Puno authorities plan tourist campaign to restore image

Puno’s regional office for foreign trade and tourism (Dircetur) is planning a campaign aimed at promoting tourism to the southern Peruvian department following weeks of protests against mining concessions, state news agency Andina reported.

The campaign will aim to promote the local population, the region’s art, culture and tourist circuit, which includes Lake Titicaca, the world’s highest navigable lake.

Dircetur head Lourdes Abarca said the office will seek support from Peru’s export and tourism agency Promperu to promote and organize the campaign.
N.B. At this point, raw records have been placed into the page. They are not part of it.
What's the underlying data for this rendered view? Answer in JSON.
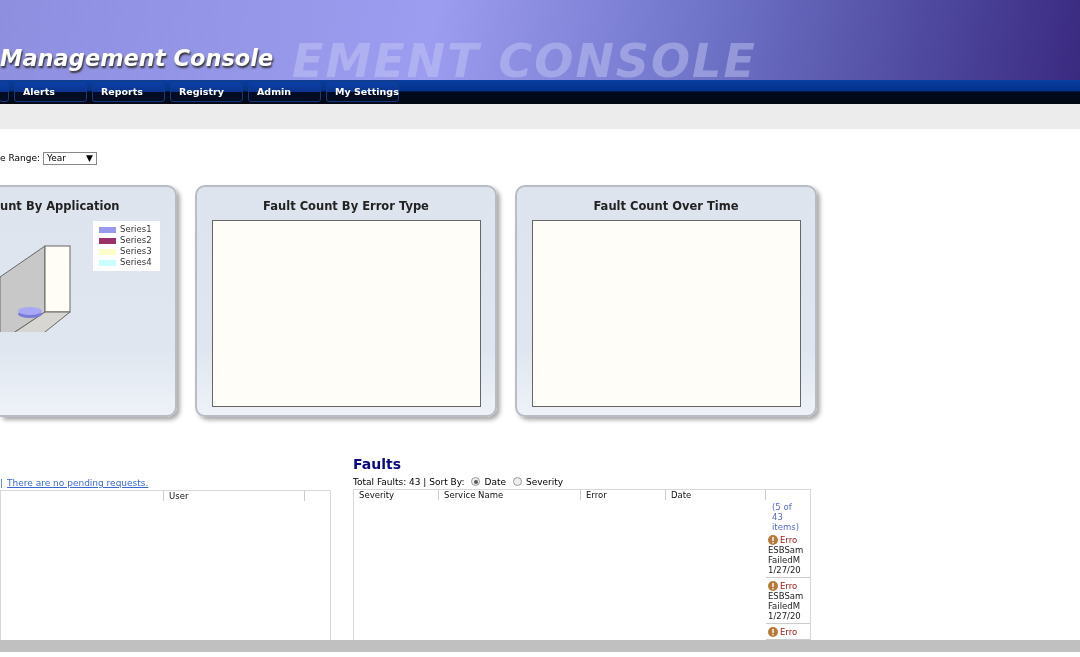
{
  "header": {
    "title": "Management Console",
    "banner_text": "EMENT CONSOLE"
  },
  "nav_tabs": [
    {
      "kind": "stub"
    },
    {
      "kind": "tab",
      "label": "Alerts"
    },
    {
      "kind": "tab",
      "label": "Reports"
    },
    {
      "kind": "tab",
      "label": "Registry"
    },
    {
      "kind": "tab",
      "label": "Admin"
    },
    {
      "kind": "tab",
      "label": "My Settings"
    }
  ],
  "date_range": {
    "label": "e Range:",
    "value": "Year",
    "caret": "▼"
  },
  "cards": [
    {
      "title": "unt By Application",
      "kind": "chart",
      "legend": [
        {
          "name": "Series1",
          "color": "#9999ee"
        },
        {
          "name": "Series2",
          "color": "#993366"
        },
        {
          "name": "Series3",
          "color": "#ffffcc"
        },
        {
          "name": "Series4",
          "color": "#ccffff"
        }
      ]
    },
    {
      "title": "Fault Count By Error Type",
      "kind": "empty"
    },
    {
      "title": "Fault Count Over Time",
      "kind": "empty"
    }
  ],
  "requests": {
    "separator": "|",
    "message": "There are no pending requests.",
    "columns": [
      "User"
    ]
  },
  "faults": {
    "title": "Faults",
    "total": "Total Faults: 43 | Sort By:",
    "sort_options": [
      {
        "label": "Date",
        "selected": true
      },
      {
        "label": "Severity",
        "selected": false
      }
    ],
    "columns": [
      "Severity",
      "Service Name",
      "Error",
      "Date"
    ],
    "pager": "(5 of 43 items)",
    "items": [
      {
        "severity": "Erro",
        "service": "ESBSam",
        "error": "FailedM",
        "date": "1/27/20"
      },
      {
        "severity": "Erro",
        "service": "ESBSam",
        "error": "FailedM",
        "date": "1/27/20"
      },
      {
        "severity": "Erro"
      }
    ]
  }
}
“The vandalistic acts [from the protests] affects our image, but Puno isn’t like that,” Abarca said. “We aren’t going to remain with crossed arms. We will keep working to develop tourist products and strengthen the [tourist] circuit.”
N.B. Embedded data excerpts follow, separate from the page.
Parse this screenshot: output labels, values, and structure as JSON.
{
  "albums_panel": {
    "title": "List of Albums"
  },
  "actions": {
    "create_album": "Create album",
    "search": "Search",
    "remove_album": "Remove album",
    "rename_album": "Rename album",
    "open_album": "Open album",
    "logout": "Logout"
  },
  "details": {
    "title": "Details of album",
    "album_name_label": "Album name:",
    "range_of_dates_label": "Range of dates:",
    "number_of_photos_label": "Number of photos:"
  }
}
Aymara peoples from the southern Puno region began protests on May 9 calling for the cancellation of mining concessions in the region and the withdrawal of junior Canadian company Bear Creek Mining, which has the Santa Ana silver project in Puno. The protests have built up since then, and thousands of Aymara men and women have marched into the Quechua city of Puno demanding solutions from the government.
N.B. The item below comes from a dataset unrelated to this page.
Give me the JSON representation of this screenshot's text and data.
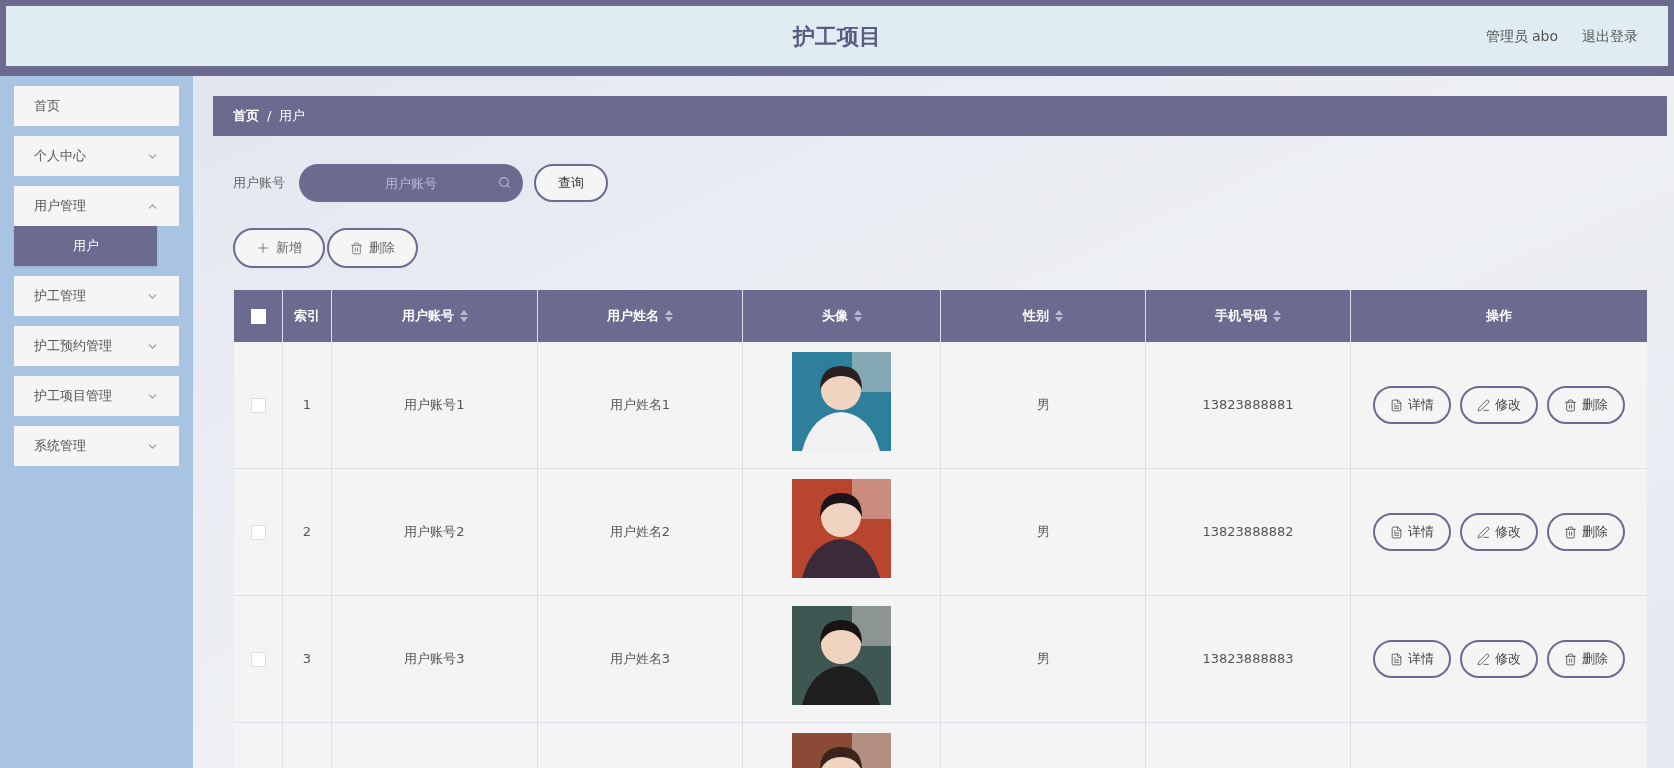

Regional authorities announced this week that about 300 tourists had been stranded in Puno and that more than 200 had managed to leave the area.

The tourists were able to leave the region through the airport at Juliaca.

Many of the tourists, taken out of Puno on the small launches to visit the Uros and Taquile and Amantaní islands, spent a night on the islands and sought other exits from Puno the following day, while others returned to the city of Puno in the evening and went ashore at different hotel piers under dark, a lakefront source told Peruvian Times recently.